Sen. Rand Paul read aloud the name of the alleged whistleblower who first raised alarms about President Donald Trump’s conduct toward Ukraine.
After being denied by Chief Justice John Roberts last week, Paul used a period reserved for senators’ impeachment speeches to read aloud the name of an intelligence community official alleged to be the whistleblower.
But Paul first pointed out that the question he wanted to pose, which Roberts denied, while using the name of an NSC official reported by conservative media to be the whistleblower, did not actually identify the person as such.

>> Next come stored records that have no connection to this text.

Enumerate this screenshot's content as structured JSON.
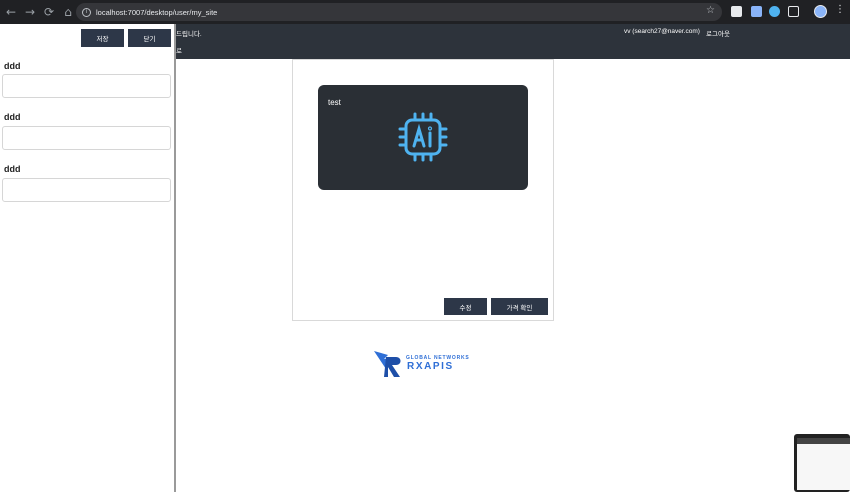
{
  "browser": {
    "url": "localhost:7007/desktop/user/my_site",
    "back_icon": "←",
    "forward_icon": "→",
    "reload_icon": "⟳",
    "home_icon": "⌂",
    "star_icon": "☆",
    "menu_icon": "⋮"
  },
  "header": {
    "welcome_text": "드립니다.",
    "sub_text": "로",
    "user_text": "vv (search27@naver.com)",
    "logout_label": "로그아웃"
  },
  "panel": {
    "save_label": "저장",
    "close_label": "닫기",
    "fields": [
      {
        "label": "ddd",
        "value": ""
      },
      {
        "label": "ddd",
        "value": ""
      },
      {
        "label": "ddd",
        "value": ""
      }
    ]
  },
  "main": {
    "card_title": "test",
    "card_icon": "ai-chip-icon",
    "edit_label": "수정",
    "price_label": "가격 확인"
  },
  "logo": {
    "tagline": "GLOBAL NETWORKS",
    "name": "RXAPIS"
  },
  "colors": {
    "header_bg": "#2d333b",
    "button_bg": "#2d3748",
    "card_bg": "#2a2f35",
    "icon_blue": "#4fb3f0",
    "logo_blue": "#2f6fd6"
  }
}
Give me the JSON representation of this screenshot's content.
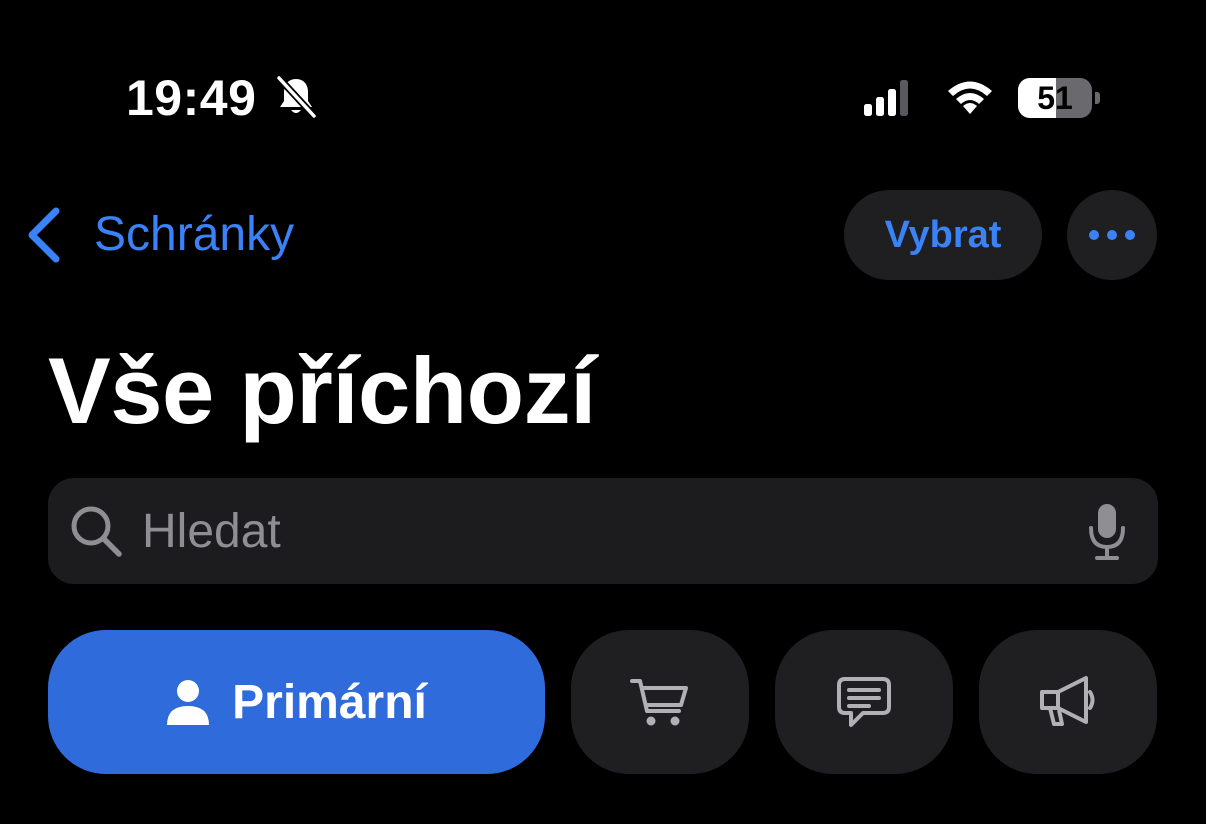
{
  "status_bar": {
    "time": "19:49",
    "silent_icon": "bell-slash-icon",
    "battery_level": "51",
    "battery_fraction": 0.51,
    "signal_icon": "cellular-signal-icon",
    "wifi_icon": "wifi-icon"
  },
  "nav": {
    "back_label": "Schránky",
    "select_label": "Vybrat",
    "more_icon": "ellipsis-icon"
  },
  "title": "Vše příchozí",
  "search": {
    "placeholder": "Hledat",
    "value": ""
  },
  "categories": [
    {
      "label": "Primární",
      "icon": "person-icon",
      "selected": true
    },
    {
      "label": "",
      "icon": "cart-icon",
      "selected": false
    },
    {
      "label": "",
      "icon": "message-icon",
      "selected": false
    },
    {
      "label": "",
      "icon": "megaphone-icon",
      "selected": false
    }
  ],
  "colors": {
    "background": "#000000",
    "accent": "#3a82f7",
    "chip_selected": "#2f6bda",
    "chip": "#1f1f21",
    "search_field": "#1c1c1e",
    "placeholder": "#8e8e93"
  }
}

“They made a big mistake not allowing my question. My question did not talk about anybody who is a whistleblower, my question did not accuse anybody of being a whistleblower, it did not make a statement believing that someone was a whistleblower. I simply named two people’s names because I think it’s very important to know what happened,” Paul said on the floor.
The names were not made public, but it is safe to assume that at least one of them was Eric Ciaramella, a name we have reported on these pages, and whom Donald Trump himself has said is the alleged whistleblower. Ciaramella is an ex-CIA operative who has ties to major Democrats and anti-Trump members of the intelligence community. It has also been reported that he dated Adam “Shifty” Schiff’s daughter!
The Kentucky senator also displayed the question on a poster board positioned nearby. It alleged that an official at the White House National Security Council (NSC) conspired with a Democratic staffer of the House Intelligence Committee, which spearheaded the impeachment inquiry.
Trump and his Republican allies have long sought to out the anonymous whistleblower who used official channels to raise concerns about a July 25 phone conversation in which Trump asked Ukrainian President Volodymyr Zelenskiy to investigate former Vice President Joe Biden, who is now a leading Democratic presidential candidate.
Lawyers for the whistleblower and Democrats have accused Trump and other Republicans of jeopardizing the personal security of the person by seeking to publicize the name.
Paul said Tuesday that he supports protections against reprisal for whistleblowers but not necessarily anonymity.
Rep. Louie Gohmert (R-Texas), also used the alleged whistleblower’s name during the House Judiciary Committee’s impeachment hearings back in December, though he, too, did not identify the person as the whistleblower.